In 1994, the butterfly flaps its wings and a Japanese engineer designs a digitized solution for tracking auto parts. In 2022, you’re at a sit-down Mexican restaurant and fumbling with your smartphone, tapping the screen to focus, refocus, and then finally click through to a tiny menu that would have popped up faster if you just Googled it. What was then an innocuous invention by a man named Masahiro Hara—who was probably just trying to do his job!—is now omnipresent in the worst way. I’m talking, of course, about Satan’s grid. The disturbing square. The colorless, alienating block of the QR code.
The advent of the COVID-19 pandemic shifted the QR code from novelty to menace. Allegedly, there are a lot of applications for QR codes, and the way they’d pop up from time to time was kind of creative, kind of demented, but overall harmless. Enterprising brands would slap one on a billboard or the side of a bus, so people could scan to find a deal on the latest pants or a cut-rate subscription to a gourmet dog food delivery service. In Japan, Uruguay, and Wisconsin, certain cemeteries added them to tombstones for visitors looking for a quick hit of info about the deceased. Now, though, QR codes are everywhere, as ubiquitous in restaurants and coffee shops as they are annoying—and they are so annoying.
How do QR codes suck? Let’s count the ways:
- They’re an artifact of our early pandemic grocery-bleaching era, a lingering guest at the hygiene theater party that does a whole lot of nothing when it actually comes to curbing COVID. Are the same eateries using QR codes for “safety” reasons giving their employees enough PTO to make sure they don’t come to work actively sick? Or time off to get tested? Or access to COVID tests?
- QR code “menus” make a certain level of tech a prerequisite for dining out. What, someone can’t get a breakfast sandwich or bibimbap if they don’t have a phone?
- I feel bad for hosts and servers who have to alert the people they’re seating about The Code. It’s inherently awkward to point out something that everyone can see but nobody wants to look at.
- Nobody’s mom or dad can scan them, which inevitably becomes a “Let me see your phone,” “No, let me see your phone!” fiasco. How many birthday lunches have QR codes ruined? Hundreds? Thousands?
- QR codes are too fancy for a casual food setting and too casual for a fine dining experience. The only place where it feels “right” to use a QR code is a Panera, where the atmosphere is so tranquil (and the menu is so clearly posted above the cash register) that nothing can bring you down when you’re in there. One mac and cheese bread bowl with an apple on the side and a cup for my Plum Ginger Hibiscus tea, please!
- Nine times out of ten, a QR code leads to a menu that already exists on the restaurant/cafe/bar/dispensary website. Sometimes it even links to the restaurant website, where you have to navigate to the correct menu on your own. It’s like putting an extra door between your living room and your bathroom—the path of most resistance to getting you where you need to go.
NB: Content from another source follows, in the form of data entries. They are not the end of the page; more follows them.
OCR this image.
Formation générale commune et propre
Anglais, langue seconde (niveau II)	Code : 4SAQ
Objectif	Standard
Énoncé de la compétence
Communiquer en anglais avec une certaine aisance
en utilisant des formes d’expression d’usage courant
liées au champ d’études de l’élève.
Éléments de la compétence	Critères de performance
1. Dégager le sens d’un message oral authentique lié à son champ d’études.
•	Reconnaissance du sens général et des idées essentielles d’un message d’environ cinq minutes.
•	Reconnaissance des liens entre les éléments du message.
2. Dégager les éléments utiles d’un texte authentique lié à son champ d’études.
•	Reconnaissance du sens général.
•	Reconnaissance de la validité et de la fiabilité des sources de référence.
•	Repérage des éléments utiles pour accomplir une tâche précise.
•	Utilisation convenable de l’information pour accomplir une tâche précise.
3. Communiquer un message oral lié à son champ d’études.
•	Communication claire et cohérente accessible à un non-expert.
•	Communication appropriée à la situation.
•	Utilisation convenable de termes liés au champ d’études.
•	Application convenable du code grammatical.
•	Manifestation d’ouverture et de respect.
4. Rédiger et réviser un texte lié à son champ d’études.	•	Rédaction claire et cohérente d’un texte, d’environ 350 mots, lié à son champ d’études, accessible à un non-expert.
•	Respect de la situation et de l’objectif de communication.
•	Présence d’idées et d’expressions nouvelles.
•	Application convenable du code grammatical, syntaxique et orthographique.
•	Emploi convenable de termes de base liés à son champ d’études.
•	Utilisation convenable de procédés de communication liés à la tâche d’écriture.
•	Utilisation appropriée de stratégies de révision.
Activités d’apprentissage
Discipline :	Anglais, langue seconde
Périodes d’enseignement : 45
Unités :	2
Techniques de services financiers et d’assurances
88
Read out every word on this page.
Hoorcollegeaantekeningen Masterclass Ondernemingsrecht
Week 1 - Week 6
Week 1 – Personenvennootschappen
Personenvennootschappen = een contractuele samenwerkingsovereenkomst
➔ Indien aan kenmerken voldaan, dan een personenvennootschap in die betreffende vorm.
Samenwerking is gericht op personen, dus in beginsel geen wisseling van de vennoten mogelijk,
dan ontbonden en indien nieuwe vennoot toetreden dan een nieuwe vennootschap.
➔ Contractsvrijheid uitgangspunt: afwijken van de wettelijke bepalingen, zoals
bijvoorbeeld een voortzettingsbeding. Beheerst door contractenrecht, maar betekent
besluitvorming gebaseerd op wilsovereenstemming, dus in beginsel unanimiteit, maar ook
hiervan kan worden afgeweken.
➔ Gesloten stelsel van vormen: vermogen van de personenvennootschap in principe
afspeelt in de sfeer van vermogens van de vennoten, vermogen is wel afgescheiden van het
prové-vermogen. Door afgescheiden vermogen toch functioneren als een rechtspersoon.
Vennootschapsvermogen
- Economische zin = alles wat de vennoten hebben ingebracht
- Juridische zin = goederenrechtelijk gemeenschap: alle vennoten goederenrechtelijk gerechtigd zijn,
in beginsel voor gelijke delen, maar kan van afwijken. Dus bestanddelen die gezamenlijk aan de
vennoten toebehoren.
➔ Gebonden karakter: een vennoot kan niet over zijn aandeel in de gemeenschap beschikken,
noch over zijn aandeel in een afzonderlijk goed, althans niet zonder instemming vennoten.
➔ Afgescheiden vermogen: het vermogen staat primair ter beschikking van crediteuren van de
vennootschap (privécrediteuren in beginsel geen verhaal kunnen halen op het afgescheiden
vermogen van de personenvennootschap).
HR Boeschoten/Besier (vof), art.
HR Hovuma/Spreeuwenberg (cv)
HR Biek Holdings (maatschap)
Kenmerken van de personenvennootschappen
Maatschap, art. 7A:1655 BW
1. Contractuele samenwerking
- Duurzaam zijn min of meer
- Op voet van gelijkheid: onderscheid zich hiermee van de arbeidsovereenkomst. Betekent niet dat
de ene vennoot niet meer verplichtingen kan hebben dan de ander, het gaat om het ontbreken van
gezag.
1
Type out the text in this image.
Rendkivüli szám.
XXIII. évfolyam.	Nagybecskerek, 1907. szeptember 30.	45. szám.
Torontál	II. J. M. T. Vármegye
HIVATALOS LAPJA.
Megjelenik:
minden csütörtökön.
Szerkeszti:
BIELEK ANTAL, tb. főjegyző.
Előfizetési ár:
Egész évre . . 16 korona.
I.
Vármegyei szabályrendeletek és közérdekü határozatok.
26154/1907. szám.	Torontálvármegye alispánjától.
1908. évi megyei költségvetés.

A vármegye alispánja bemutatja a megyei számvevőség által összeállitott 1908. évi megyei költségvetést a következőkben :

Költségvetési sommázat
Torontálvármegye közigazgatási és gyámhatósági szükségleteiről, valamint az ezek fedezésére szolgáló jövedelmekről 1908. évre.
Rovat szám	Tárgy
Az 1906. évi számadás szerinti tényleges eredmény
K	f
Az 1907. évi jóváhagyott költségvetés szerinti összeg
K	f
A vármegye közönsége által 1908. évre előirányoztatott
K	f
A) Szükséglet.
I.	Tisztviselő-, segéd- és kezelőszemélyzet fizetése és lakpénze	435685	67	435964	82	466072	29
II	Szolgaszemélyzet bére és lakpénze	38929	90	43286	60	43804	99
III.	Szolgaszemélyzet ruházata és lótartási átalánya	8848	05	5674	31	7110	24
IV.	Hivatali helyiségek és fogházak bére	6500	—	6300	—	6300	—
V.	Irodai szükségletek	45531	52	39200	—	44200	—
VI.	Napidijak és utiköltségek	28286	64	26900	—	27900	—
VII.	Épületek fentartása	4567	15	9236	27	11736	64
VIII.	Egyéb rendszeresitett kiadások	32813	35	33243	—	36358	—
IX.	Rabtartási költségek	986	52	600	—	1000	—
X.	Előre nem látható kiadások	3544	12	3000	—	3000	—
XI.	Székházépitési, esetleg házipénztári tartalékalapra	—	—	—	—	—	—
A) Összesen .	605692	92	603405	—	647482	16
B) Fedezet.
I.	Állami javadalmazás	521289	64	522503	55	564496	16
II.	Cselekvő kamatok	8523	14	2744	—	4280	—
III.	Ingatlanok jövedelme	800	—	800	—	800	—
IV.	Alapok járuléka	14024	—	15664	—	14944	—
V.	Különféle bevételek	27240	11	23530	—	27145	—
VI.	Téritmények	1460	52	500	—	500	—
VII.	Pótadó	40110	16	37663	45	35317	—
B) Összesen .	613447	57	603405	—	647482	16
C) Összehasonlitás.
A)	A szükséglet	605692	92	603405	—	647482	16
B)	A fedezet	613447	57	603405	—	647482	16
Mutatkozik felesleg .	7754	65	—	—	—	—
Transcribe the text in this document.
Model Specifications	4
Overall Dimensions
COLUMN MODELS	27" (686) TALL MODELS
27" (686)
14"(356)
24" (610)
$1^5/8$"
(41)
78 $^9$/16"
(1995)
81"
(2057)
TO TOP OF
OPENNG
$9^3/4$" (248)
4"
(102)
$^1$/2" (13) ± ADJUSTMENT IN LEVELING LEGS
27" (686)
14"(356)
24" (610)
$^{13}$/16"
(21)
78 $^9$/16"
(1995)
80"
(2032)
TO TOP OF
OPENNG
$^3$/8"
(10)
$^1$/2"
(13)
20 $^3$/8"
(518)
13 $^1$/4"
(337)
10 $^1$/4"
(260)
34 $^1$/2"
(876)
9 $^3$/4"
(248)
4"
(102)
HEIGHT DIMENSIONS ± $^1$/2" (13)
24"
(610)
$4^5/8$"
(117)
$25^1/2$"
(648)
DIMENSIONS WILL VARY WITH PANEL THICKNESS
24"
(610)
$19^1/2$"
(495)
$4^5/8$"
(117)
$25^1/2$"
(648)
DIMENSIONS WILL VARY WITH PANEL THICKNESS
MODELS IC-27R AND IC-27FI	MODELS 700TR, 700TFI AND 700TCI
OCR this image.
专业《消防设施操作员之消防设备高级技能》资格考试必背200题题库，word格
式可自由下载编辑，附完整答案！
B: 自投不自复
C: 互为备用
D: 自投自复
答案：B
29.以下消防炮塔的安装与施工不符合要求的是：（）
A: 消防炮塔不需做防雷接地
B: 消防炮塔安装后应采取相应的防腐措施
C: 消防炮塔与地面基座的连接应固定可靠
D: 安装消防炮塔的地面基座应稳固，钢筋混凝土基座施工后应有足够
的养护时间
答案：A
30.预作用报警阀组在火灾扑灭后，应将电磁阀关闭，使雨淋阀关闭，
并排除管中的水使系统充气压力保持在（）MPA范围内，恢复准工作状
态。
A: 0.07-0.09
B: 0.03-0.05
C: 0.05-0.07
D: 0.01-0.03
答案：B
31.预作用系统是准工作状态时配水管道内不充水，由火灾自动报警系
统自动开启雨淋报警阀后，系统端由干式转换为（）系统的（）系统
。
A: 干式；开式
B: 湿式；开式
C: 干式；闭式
If I had my druthers, I would literally never see another QR code for the rest of my life. They lack character. Physical menus actually say something about the place you’re eating, whether they’re chalked onto a blackboard over the counter, snapped onto a letter board, handed out by the sheet to each new diner, laminated and tucked in a pocket by the counter, tri-folded to be used later for takeout purposes, or printed onto cardstock and tucked into a leather. Maybe the thing they say is “Whatever they use to clean these is really sticky,” or “Whoa! Somebody here loves the font Papyrus,” but aren’t those quirks part of what makes dining out worth it?
Because QR codes are usually free to generate and probably easier to deal with than physical menus—which do, I guess, require the use of literal tons of paper annually—I’m terrified that they’re here to stay. Our only hope, then, is a collective outcry from… people who leave restaurant reviews online, maybe? TikTok foodies? Gordon Ramsey? Or, best-case scenario, a powerful coalition of all the above, fighting for what’s right before it’s too late.